“An instant classic!”
I’ve been a practicing psychiatrist for more than fifty years, during which time I’ve seen more patients than I can count. But for every one of them I’ve helped, there’s another thousand I could have. So I wrote “The Myth of Aging” to give me the opportunity to help those I couldn’t see in a lifetime of office visits.
Arnold Gilberg MD
That encapsulates Dr. Arnold Gilberg’s mission statement when he sat down to write THE MYTH OF AGING: A Prescription for Emotional and Physical Health. And, based on the book’s forty-three topics divided over seven sections, he not only meets that bar, he exceeds it by leaps and bounds.
Gilberg is the first to admit that aging is no myth—the mythology lies more in how we age. The author himself is closing in on ninety years old and is still seeing patients, became an ordained rabbi at the age of eighty, and, oh yeah, wrote a bestseller that offers sage advice for a life better lived and enjoyed. In fact, THE MYTH OF AGING stands alone in the crowded field of psychological self-help entries in its encyclopedic curation of life issues almost all us have faced, will face, or are facing.

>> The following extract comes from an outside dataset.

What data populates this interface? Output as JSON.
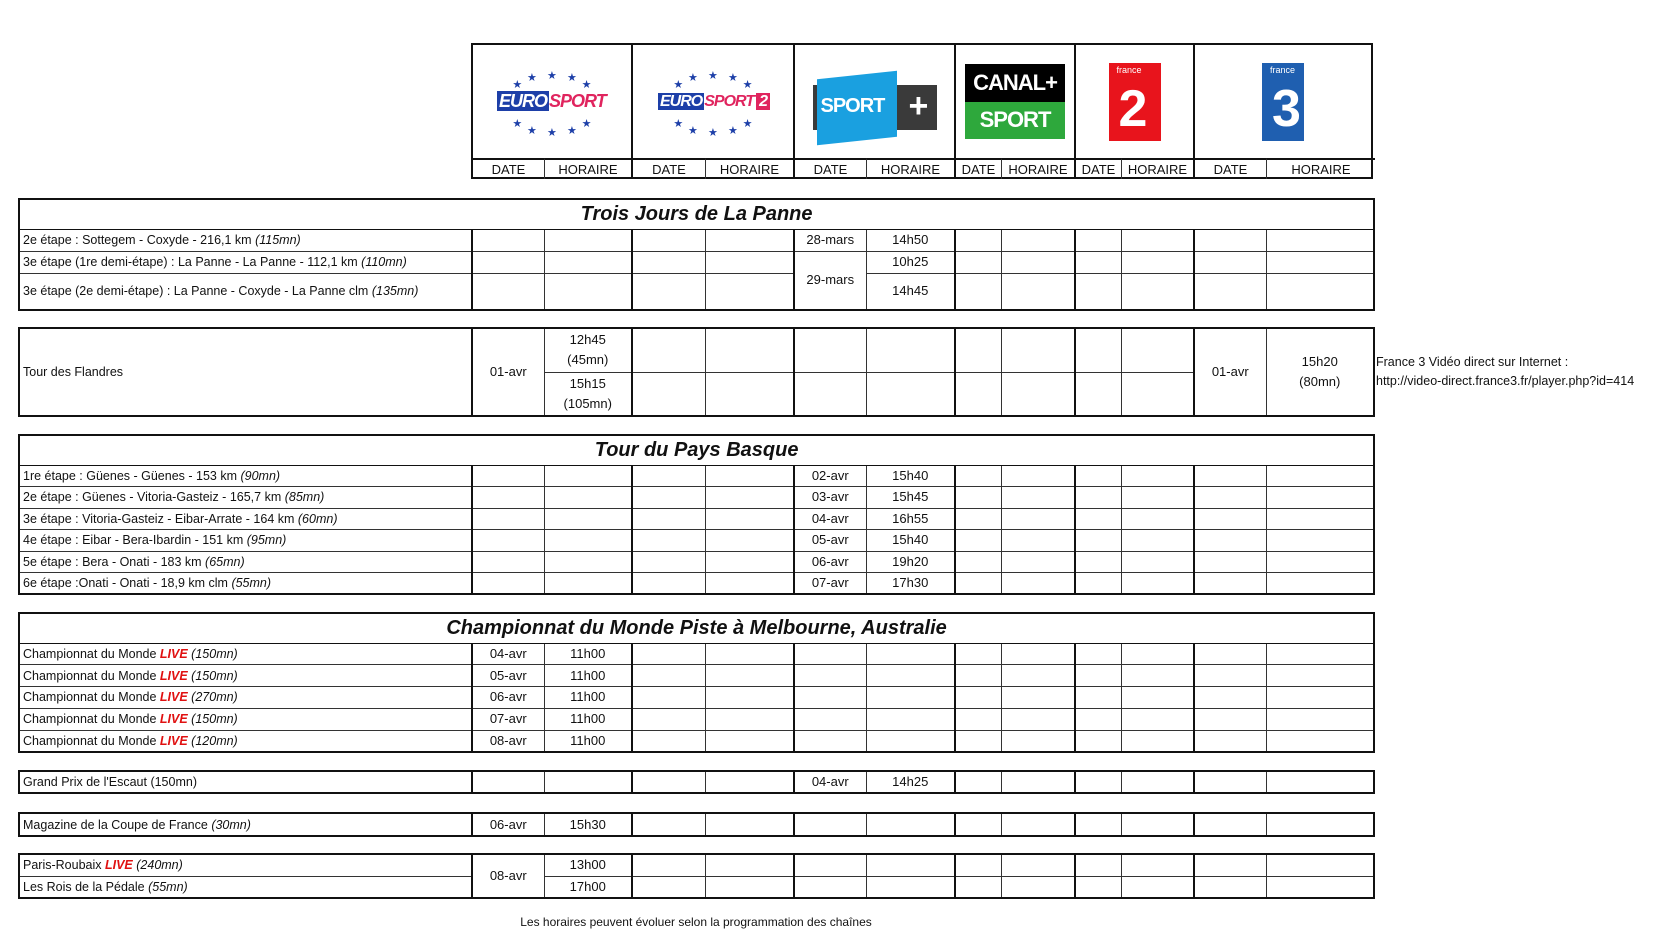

The chapter-sized topics include universal maladies like “Coping with Loneliness,” “Dealing with Change,” “Financial Setbacks,” and “Overcoming Grief.” And Gilberg doesn’t just analyze the problem. He finishes each chapter with a bullet-pointed listicle that serves up prescriptive wisdom accumulated over sixty years in practice seeing thousands of patients.
There isn’t a lot new or earth-shattering here. What is new, and earth-shattering, is having it in a single volume. There truly is something for everyone here to the point where you very well might choose not to read THE MYTH OF AGING cover-to-cover. Instead, you may start by perusing the table of contents and paging ahead to those topics most relevant to what you’re facing at the time. But who knows what tomorrow brings, right? So make sure to keep your copy handy. I’d say on the coffee table, except the book is a bit slight of heft for such placement.
Among the specific myths of aging, one of my favorites is the notion of the value older people place on themselves and their lives. Gilberg is quick to raise the proverbial notion that it’s not the years in your life, but the life in your years—actually, he stresses that quality as well as quantity, to a great extent, is up to us. Our diets, our exercise regimens, our interests, the communities we build for ourselves comprise a few of the factors that determine whether our golden years are just that, and not merely silver or bronze. And for Gilberg one of paramount keys to a healthy mind is similarly healthy body and spirit. He has always maintained a holistic approach to his practice. That is much reflected in THE MYTH OF AGING, thanks to which the doctor is now always in.
When I was a little tyke myself, my mother double-checked “Dr. Spock’s Baby and Child Care” often enough to grind the pages to pulp. And when I came into my teen years I did the same with David Reuben’s “Everything You Wanted to Know About Sex: But Were Afraid to Ask.” Today, the same baby boomers who devoured that prescriptive tome have a sequel of sorts to feast on.
Call THE MYTH OF AGING “Everything You Wanted to Know About Life: But Couldn’t Find,” because it answers pretty much any question you’ve got about dealing with those nasty bumps in the road we’re all traveling along. An instant classic and once-in-a-lifetime treatise on (self) improving the human condition.